Accurate and robust protein sequence design with CarbonDesign

Published: 01 Jan 2024, Last Modified: 30 Sept 2024Nat. Mac. Intell. 2024EveryoneRevisionsBibTeXCC BY-SA 4.0
Abstract: Protein sequence design is critically important for protein engineering. Despite recent advancements in deep learning-based methods, achieving accurate and robust sequence design remains a challenge. Here we present CarbonDesign, an approach that draws inspiration from successful ingredients of AlphaFold and which has been developed specifically for protein sequence design.
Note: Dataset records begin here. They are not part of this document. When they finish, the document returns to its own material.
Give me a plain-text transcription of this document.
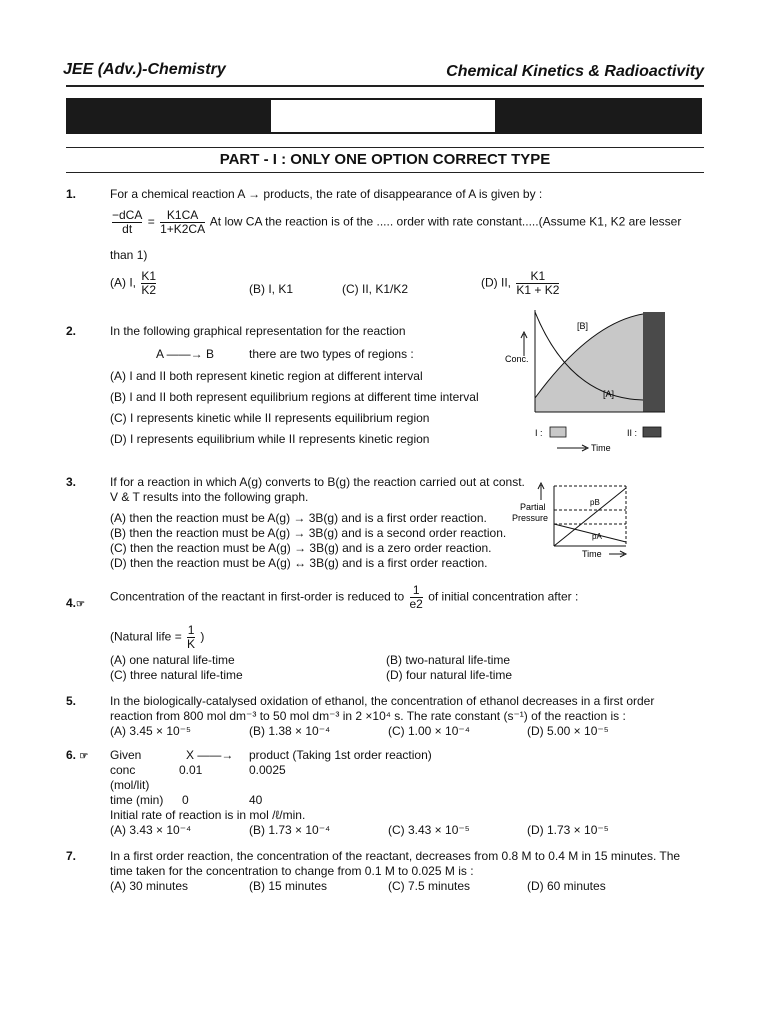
JEE (Adv.)-Chemistry	Chemical Kinetics & Radioactivity
PART - I : ONLY ONE OPTION CORRECT TYPE
1.	For a chemical reaction A → products, the rate of disappearance of A is given by :
$\frac{\text{−dCA}}{dt} = \frac{K1CA}{1+K2CA}$ At low CA the reaction is of the ..... order with rate constant.....(Assume K1, K2 are lesser
than 1)
(A) I, $\frac{K1}{K2}$	(B) I, K1	(C) II, K1/K2	(D) II, $\frac{K1}{K1 + K2}$
2.	In the following graphical representation for the reaction
A ——→ B	there are two types of regions :
(A) I and II both represent kinetic region at different interval
(B) I and II both represent equilibrium regions at different time interval
(C) I represents kinetic while II represents equilibrium region
(D) I represents equilibrium while II represents kinetic region
Conc.
[B]
[A]
I :	II :
Time
3.	If for a reaction in which A(g) converts to B(g) the reaction carried out at const.
V & T results into the following graph.
(A) then the reaction must be A(g) → 3B(g) and is a first order reaction.
(B) then the reaction must be A(g) → 3B(g) and is a second order reaction.
(C) then the reaction must be A(g) → 3B(g) and is a zero order reaction.
(D) then the reaction must be A(g) ↔ 3B(g) and is a first order reaction.
Partial
Pressure
pB
pA
Time
4.☞
Concentration of the reactant in first-order is reduced to $\frac{1}{e2}$ of initial concentration after :
(Natural life = $\frac{1}{K}$ )
(A) one natural life-time	(B) two-natural life-time
(C) three natural life-time	(D) four natural life-time
5.	In the biologically-catalysed oxidation of ethanol, the concentration of ethanol decreases in a first order
reaction from 800 mol dm⁻³ to 50 mol dm⁻³ in 2 ×10⁴ s. The rate constant (s⁻¹) of the reaction is :
(A) 3.45 × 10⁻⁵	(B) 1.38 × 10⁻⁴	(C) 1.00 × 10⁻⁴	(D) 5.00 × 10⁻⁵
6. ☞ Given	X ——→ product (Taking 1st order reaction)
conc	0.01	0.0025
(mol/lit)
time (min) 0	40
Initial rate of reaction is in mol /ℓ/min.
(A) 3.43 × 10⁻⁴	(B) 1.73 × 10⁻⁴	(C) 3.43 × 10⁻⁵	(D) 1.73 × 10⁻⁵
7.	In a first order reaction, the concentration of the reactant, decreases from 0.8 M to 0.4 M in 15 minutes. The
time taken for the concentration to change from 0.1 M to 0.025 M is :
(A) 30 minutes	(B) 15 minutes	(C) 7.5 minutes	(D) 60 minutes
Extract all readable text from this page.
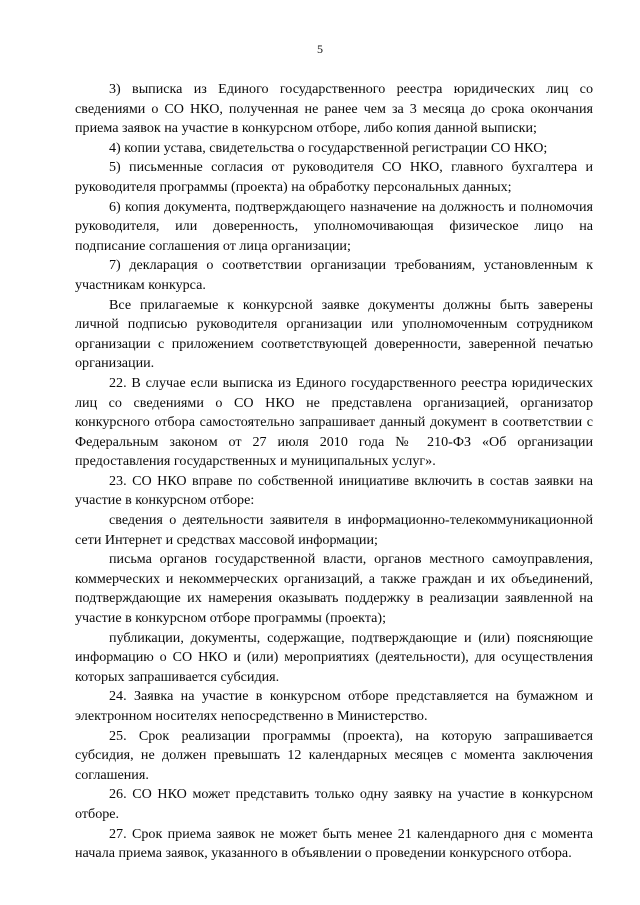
5

3) выписка из Единого государственного реестра юридических лиц со сведениями о СО НКО, полученная не ранее чем за 3 месяца до срока окончания приема заявок на участие в конкурсном отборе, либо копия данной выписки;

4) копии устава, свидетельства о государственной регистрации СО НКО;

5) письменные согласия от руководителя СО НКО, главного бухгалтера и руководителя программы (проекта) на обработку персональных данных;

6) копия документа, подтверждающего назначение на должность и полномочия руководителя, или доверенность, уполномочивающая физическое лицо на подписание соглашения от лица организации;

7) декларация о соответствии организации требованиям, установленным к участникам конкурса.

Все прилагаемые к конкурсной заявке документы должны быть заверены личной подписью руководителя организации или уполномоченным сотрудником организации с приложением соответствующей доверенности, заверенной печатью организации.

22. В случае если выписка из Единого государственного реестра юридических лиц со сведениями о СО НКО не представлена организацией, организатор конкурсного отбора самостоятельно запрашивает данный документ в соответствии с Федеральным законом от 27 июля 2010 года № 210-ФЗ «Об организации предоставления государственных и муниципальных услуг».

23. СО НКО вправе по собственной инициативе включить в состав заявки на участие в конкурсном отборе:

сведения о деятельности заявителя в информационно-телекоммуникационной сети Интернет и средствах массовой информации;

письма органов государственной власти, органов местного самоуправления, коммерческих и некоммерческих организаций, а также граждан и их объединений, подтверждающие их намерения оказывать поддержку в реализации заявленной на участие в конкурсном отборе программы (проекта);

публикации, документы, содержащие, подтверждающие и (или) поясняющие информацию о СО НКО и (или) мероприятиях (деятельности), для осуществления которых запрашивается субсидия.

24. Заявка на участие в конкурсном отборе представляется на бумажном и электронном носителях непосредственно в Министерство.

25. Срок реализации программы (проекта), на которую запрашивается субсидия, не должен превышать 12 календарных месяцев с момента заключения соглашения.

26. СО НКО может представить только одну заявку на участие в конкурсном отборе.

27. Срок приема заявок не может быть менее 21 календарного дня с момента начала приема заявок, указанного в объявлении о проведении конкурсного отбора.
At its core, CarbonDesign introduces Inverseformer, which learns representations from backbone structures and an amortized Markov random fields model for sequence decoding. Moreover, we incorporate other essential AlphaFold concepts into CarbonDesign: an end-to-end network recycling technique to leverage evolutionary constraints from protein language models and a multitask learning technique for generating side-chain structures alongside designed sequences. CarbonDesign outperforms other methods on independent test sets including the 15th Critical Assessment of protein Structure Prediction (CASP15) dataset, the Continuous Automated Model Evaluation (CAMEO) dataset and de novo proteins from RFDiffusion. Furthermore, it supports zero-shot prediction of the functional effects of sequence variants, making it a promising tool for applications in bioengineering. Deep learning has led to great advances in predicting protein structure from sequences. Ren and colleagues present here a method for the inverse problem of finding a sequence that results in a desired protein structure, which is inspired by various components of AlphaFold combined with Markov random fields to decode sequences more efficiently.